PCR amplification of 8 exons contained in the FUCA1 gene is performed on the patient’s genomic DNA. Direct sequencing of amplification products is performed in both forward and reverse directions, using automated fluorescence dideoxy sequencing methods. The patient’s gene sequences are then compared to a normal reference sequence. Sequence variations are classified as mutations, benign variants unrelated to disease, or variations of unknown clinical significance. Variants of unknown clinical significance may require further studies of the patient and/or family members. This assay does not interrogate the promoter region, deep intronic regions, or other regulatory elements, and does not detect large deletions.

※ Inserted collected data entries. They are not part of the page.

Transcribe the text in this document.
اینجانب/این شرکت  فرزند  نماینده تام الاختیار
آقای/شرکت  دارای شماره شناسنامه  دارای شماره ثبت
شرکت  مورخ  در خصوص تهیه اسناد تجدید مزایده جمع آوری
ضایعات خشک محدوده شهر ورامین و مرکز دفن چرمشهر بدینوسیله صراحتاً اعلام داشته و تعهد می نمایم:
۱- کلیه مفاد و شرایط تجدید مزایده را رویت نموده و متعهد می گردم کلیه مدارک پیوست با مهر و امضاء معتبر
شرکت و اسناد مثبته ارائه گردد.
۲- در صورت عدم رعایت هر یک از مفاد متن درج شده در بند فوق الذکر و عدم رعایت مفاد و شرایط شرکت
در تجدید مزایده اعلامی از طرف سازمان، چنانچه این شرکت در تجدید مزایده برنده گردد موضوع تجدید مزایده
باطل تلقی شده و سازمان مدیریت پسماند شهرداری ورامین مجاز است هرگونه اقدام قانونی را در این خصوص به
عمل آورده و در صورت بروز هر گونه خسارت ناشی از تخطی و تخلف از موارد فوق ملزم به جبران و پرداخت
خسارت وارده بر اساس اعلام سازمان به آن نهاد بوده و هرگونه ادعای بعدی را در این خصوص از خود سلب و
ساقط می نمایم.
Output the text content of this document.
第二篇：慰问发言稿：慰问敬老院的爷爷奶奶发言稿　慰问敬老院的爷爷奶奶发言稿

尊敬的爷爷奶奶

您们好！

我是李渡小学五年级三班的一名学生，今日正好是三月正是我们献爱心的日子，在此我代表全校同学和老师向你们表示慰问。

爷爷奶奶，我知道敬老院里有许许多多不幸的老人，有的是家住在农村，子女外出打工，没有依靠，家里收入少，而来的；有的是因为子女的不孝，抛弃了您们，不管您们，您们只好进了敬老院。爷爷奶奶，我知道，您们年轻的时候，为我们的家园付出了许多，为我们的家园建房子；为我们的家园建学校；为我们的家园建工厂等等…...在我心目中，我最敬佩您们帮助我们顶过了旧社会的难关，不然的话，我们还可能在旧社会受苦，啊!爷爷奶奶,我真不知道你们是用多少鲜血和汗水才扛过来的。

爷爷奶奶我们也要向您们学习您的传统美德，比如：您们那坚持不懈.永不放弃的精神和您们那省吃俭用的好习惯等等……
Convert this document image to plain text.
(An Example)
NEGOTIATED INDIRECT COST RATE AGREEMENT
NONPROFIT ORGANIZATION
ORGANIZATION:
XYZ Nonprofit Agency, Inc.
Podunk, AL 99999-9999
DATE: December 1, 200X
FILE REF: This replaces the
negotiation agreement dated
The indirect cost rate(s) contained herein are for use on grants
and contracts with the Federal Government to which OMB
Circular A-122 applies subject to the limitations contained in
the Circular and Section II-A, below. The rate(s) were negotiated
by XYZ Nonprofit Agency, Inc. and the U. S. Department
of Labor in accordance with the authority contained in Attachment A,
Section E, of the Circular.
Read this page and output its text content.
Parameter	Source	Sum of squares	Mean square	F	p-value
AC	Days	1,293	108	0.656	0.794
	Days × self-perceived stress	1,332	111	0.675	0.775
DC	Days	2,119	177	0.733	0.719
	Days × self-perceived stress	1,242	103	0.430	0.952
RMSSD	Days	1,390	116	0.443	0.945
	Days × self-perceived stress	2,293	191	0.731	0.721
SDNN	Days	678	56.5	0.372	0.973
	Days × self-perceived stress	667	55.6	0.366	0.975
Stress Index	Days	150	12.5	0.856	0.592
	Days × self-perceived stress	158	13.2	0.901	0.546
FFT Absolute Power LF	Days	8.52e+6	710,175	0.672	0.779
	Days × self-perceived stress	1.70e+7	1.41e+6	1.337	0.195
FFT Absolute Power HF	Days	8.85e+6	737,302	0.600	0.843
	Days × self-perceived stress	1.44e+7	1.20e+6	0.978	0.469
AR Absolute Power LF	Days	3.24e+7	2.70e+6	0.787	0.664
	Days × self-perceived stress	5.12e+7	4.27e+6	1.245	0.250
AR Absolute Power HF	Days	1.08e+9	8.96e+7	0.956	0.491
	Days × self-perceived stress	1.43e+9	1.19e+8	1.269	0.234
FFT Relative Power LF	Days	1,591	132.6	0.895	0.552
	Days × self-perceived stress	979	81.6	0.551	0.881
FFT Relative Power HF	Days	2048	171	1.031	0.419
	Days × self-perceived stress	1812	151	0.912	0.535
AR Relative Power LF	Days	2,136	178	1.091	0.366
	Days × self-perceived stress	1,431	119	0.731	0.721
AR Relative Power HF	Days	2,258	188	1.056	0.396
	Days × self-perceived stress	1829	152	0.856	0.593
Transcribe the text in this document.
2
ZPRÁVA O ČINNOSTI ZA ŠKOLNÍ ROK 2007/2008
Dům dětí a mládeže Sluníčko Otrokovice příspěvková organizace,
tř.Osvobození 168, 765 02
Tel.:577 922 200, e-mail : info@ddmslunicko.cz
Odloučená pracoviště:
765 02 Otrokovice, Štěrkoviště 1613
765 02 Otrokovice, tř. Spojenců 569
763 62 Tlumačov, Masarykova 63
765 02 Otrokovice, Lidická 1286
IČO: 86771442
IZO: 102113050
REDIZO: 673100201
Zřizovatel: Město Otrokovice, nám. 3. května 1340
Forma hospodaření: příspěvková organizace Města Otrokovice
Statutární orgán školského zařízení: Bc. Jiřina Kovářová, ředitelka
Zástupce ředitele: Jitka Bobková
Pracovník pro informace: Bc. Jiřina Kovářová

Clinical Sensitivity: Willems et al. (1999) report 79 out of 80 mutations in 40 patients. Mutations in the promoter region, some mutations in the introns and other regulatory element mutations cannot be detected by this analysis. Large deletions will not be detected by this analysis. Results of molecular analysis should be interpreted in the context of the patient’s clinical and/or biochemical phenotype.
Analytical Sensitivity: ~99%
Submit only 1 of the following specimen types
* Preferred specimen type: Whole Blood
Type: Whole Blood
In EDTA (purple top) or ACD (yellow top) tube: Infants (2 years): 3-5 ml
Older Children & Adults: 5-10 ml
Specimen Collection and Shipping: Refrigerate until time of shipment. Ship sample within 5 days of collection at room temperature with overnight delivery.
OrageneTM Saliva Collection kit (available through CEN4GEN) used according to manufacturer instructions.
Specimen Collection and Shipping: Store sample at room temperature. Ship sample within 5 days of collection at room temperature with overnight delivery.
- Deletion/duplication analysis of the FUCA1 gene by CGH array is available for those individuals in whom sequence analysis is negative.
- Custom diagnostic mutation analysis (test code: 6875) is available to family members if mutations are identified by targeted mutation testing or sequencing analysis.